Karter underwent two open heart surgeries and had two pacemaker implants to help his heart function all before his first birthday. Karter still experiences issues with his heart and undergoes regular health check-ups. With the help of his cardiologist, he can now join his friends at school and be part of fun activities like swimming and gymnastics.

Karter’s mom says he’s a “lil rockstar” who “takes life by the horns.” He’s excited about joining Jump Rope for Heart with his classmates, so he can help others do the same.



By the time he was 2 years old, Owen Veloso already had 4 heart surgeries so that his heart could pump blood and oxygen throughout his body. But they weren't enough to completely save his life.

Owen would need another serious procedure to do that. Thanks to research, doctors were able to perform Owen's final surgery when he turned 6 - and he got to play in the snow for the very first time!



"Sometimes I feel that my dad died so that they could start testing me," says Natasha Matthews. Since doctors found that Natasha has the same heart condition that her father had, they're doing everything they can to keep her safe.

While Natasha can't be as active as she wants to be, she does have fun participating in Jump Rope for Heart. That's important because the funds raised could help researchers fix Natasha's condition and other heart problems too.



Dawson Nemeth loves to have fun skipping rope. To watch her in action, you'd never know she was born with a heart defect, and had open heart surgery when she was just 4 months old. Today, her doctors don't need to monitor her condition as much as they used to.

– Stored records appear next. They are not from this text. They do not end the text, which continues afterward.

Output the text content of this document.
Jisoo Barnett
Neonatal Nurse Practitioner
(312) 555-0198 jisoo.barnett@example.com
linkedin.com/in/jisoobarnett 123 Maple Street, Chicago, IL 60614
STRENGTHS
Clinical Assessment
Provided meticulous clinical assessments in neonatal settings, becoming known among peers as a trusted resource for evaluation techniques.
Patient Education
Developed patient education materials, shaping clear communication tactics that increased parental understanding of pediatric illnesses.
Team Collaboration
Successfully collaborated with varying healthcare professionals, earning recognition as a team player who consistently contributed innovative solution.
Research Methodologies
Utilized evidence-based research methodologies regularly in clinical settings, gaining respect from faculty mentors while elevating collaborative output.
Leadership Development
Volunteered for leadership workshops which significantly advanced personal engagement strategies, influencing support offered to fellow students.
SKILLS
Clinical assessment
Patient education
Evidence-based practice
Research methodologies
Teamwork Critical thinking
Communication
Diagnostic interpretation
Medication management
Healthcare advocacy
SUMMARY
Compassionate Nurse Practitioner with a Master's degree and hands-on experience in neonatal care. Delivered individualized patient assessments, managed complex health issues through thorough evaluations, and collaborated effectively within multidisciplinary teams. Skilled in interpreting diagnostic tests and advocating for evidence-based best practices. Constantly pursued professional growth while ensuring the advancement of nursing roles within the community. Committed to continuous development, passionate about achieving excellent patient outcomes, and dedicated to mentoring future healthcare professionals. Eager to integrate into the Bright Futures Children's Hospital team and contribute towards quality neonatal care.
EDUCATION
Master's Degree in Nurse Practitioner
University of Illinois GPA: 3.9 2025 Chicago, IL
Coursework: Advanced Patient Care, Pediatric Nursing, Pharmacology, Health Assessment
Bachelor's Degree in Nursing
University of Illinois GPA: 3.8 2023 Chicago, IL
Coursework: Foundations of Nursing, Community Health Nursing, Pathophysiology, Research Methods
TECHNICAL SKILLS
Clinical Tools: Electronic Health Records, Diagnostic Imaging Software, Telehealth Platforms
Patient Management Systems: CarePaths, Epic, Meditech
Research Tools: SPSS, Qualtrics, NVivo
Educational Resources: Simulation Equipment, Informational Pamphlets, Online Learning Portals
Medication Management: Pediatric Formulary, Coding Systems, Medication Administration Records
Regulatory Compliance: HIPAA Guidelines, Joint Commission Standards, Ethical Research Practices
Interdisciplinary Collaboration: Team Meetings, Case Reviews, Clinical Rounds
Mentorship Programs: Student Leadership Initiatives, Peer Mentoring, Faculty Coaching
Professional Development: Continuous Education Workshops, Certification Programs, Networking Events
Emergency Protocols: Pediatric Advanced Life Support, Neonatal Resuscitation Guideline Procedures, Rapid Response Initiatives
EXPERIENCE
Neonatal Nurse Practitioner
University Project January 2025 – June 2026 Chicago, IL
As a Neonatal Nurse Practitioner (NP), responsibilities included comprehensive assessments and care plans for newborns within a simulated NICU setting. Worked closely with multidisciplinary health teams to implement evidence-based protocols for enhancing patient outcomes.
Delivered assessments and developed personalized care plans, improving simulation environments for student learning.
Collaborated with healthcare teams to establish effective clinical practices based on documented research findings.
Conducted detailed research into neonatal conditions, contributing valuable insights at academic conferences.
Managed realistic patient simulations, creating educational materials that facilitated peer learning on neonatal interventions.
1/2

That means Dawson can be just as active as her friends, and participate in Jump Rope for Heart to raise funds for research that helps kids just like her.



William Kunz was born with a hole in his heart. When he was just 3 years old, he had open heart surgery to fix it. And less than a week later, doctors said he was well enough to go home.

Thanks to research, more families can bring home children that grow into active, healthy kids. William's mom was so grateful that she began working for the Heart & Stroke Foundation to help even more of them.



Océane Deschênes was born with a congenital heart defect. She had her first surgery when she was only 3 days old. Two more operations followed before her 6th birthday. Oceane knows her heart makes her different.

But she is bright and cheerful and loves life! Knowing she is lucky to be alive makes her a very proud Jump participant.